Memorial Day. A day of barbecues, mattress sales, and the pool opening for the season. The unofficial beginning of summer, marked by knocking back a few beers, getting the day off of work, and putting white back into the wardrobe.

That’s what the advertisers would have us believe.

There are many who remember the true meaning of the day. These people post pictures of flags and loved ones and tell personal stories to help others understand the meaning. These stories often start with, “It’s not about the grilling…” or some similar phrase that first needs to catch the listener’s attention between sales ads.

When I was growing up, I don’t think the marketing was as fierce as it is now, I’m sorry to tell the bigwigs that if it was, I didn’t even notice their efforts. But I don’t think it was. I mean, how could it have been? We had four TV channels and an AM radio in the car. We were barely reachable so few years past the Stone Age. I was lucky that I hadn’t lost anyone close to me in battle. For me, Memorial Day was a day off of school in May, and that was all.

That changed for me when I went to Israel.

In Israel, Memorial Day isn’t celebrated, it’s commemorated. There are no sales or swimming pool openings. There is a siren and silence. For two minutes the entire country stands in silence out of respect for, and in memory of, those who died so that those who remained standing could live.

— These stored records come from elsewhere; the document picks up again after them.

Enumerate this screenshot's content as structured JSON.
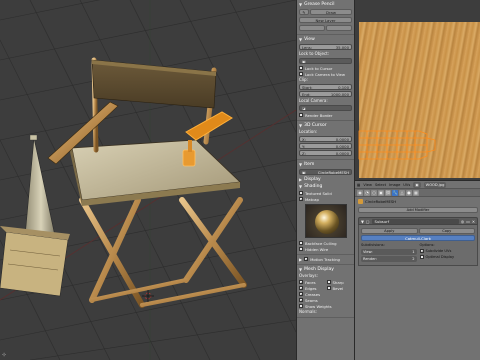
{
  "npanel": {
    "grease_pencil": {
      "title": "Grease Pencil",
      "draw": "Draw",
      "new_layer": "New Layer"
    },
    "view": {
      "title": "View",
      "lens_label": "Lens:",
      "lens_value": "35.000",
      "lock_to_object": "Lock to Object:",
      "lock_to_cursor": "Lock to Cursor",
      "lock_camera_to_view": "Lock Camera to View",
      "clip_label": "Clip:",
      "clip_start_label": "Start:",
      "clip_start_value": "0.100",
      "clip_end_label": "End:",
      "clip_end_value": "1000.000",
      "local_camera": "Local Camera:",
      "render_border": "Render Border"
    },
    "cursor": {
      "title": "3D Cursor",
      "location_label": "Location:",
      "x_label": "X:",
      "x_value": "0.0000",
      "y_label": "Y:",
      "y_value": "0.0000",
      "z_label": "Z:",
      "z_value": "0.0000"
    },
    "item": {
      "title": "Item",
      "name": "CircleRobeMESH",
      "display_title": "Display",
      "shading_title": "Shading"
    },
    "shading": {
      "textured_solid": "Textured Solid",
      "matcap": "Matcap",
      "backface_culling": "Backface Culling",
      "hidden_wire": "Hidden Wire"
    },
    "motion_tracking": "Motion Tracking",
    "mesh_display": {
      "title": "Mesh Display",
      "overlays_label": "Overlays:",
      "faces": "Faces",
      "sharp": "Sharp",
      "edges": "Edges",
      "bevel": "Bevel",
      "creases": "Creases",
      "seams": "Seams",
      "show_weights": "Show Weights",
      "normals": "Normals:"
    }
  },
  "uv_header": {
    "view": "View",
    "select": "Select",
    "image": "Image",
    "uvs": "UVs",
    "image_name": "WOOD.jpg"
  },
  "properties": {
    "object_name": "CircleRobeMESH",
    "add_modifier": "Add Modifier",
    "modifier_name": "Subsurf",
    "apply_label": "Apply",
    "copy_label": "Copy",
    "mode": "Catmull-Clark",
    "subdivisions_label": "Subdivisions:",
    "view_label": "View:",
    "view_value": "1",
    "render_label": "Render:",
    "render_value": "2",
    "options_label": "Options:",
    "subdivide_uvs": "Subdivide UVs",
    "optimal_display": "Optimal Display"
  }
}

The thing is, in Israel, a young and small country, most people know someone who died or was injured in one of the many wars or terrorist attacks since the birth of the state. Even the kids. Even the young kids. If they don’t know someone personally, which is rare, then they are only two degrees of separation apart.

It’s hard.

In America, well, many brave men and women have sacrificed their lives or their loved ones for our freedom over the years – and continue to do so. But in a country with a much larger population, and without a mandatory draft, it is a much smaller percentage. For many, this day just isn’t personal.

For my kindergartener, it isn’t personal.

This is a privilege for which I am profoundly grateful.

This year for Memorial Day, I am giving her the gift of innocence. My teenager knows what this day is all about, and someday my little one will, too. But for now, there is no talk of war, no talk of missing children, no talk of people not coming home or death or burial.

Someday she will know about all these things. Right now she knows to remember how wonderful and important freedom is, and that we always work for everyone to be free. Right now she knows she’s free to go paint pottery with her mama on Monday. This year her mama continues to use her privilege to pursue liberty and justice for all, while remembering those who fought for her child to have a safe and unadulterated day off of school in May.

To all those who served, to all those who lost loved ones: thank you. Thank you for your courage, for your dedication, for your sacrifice. And thank you for enabling me to give her this gift.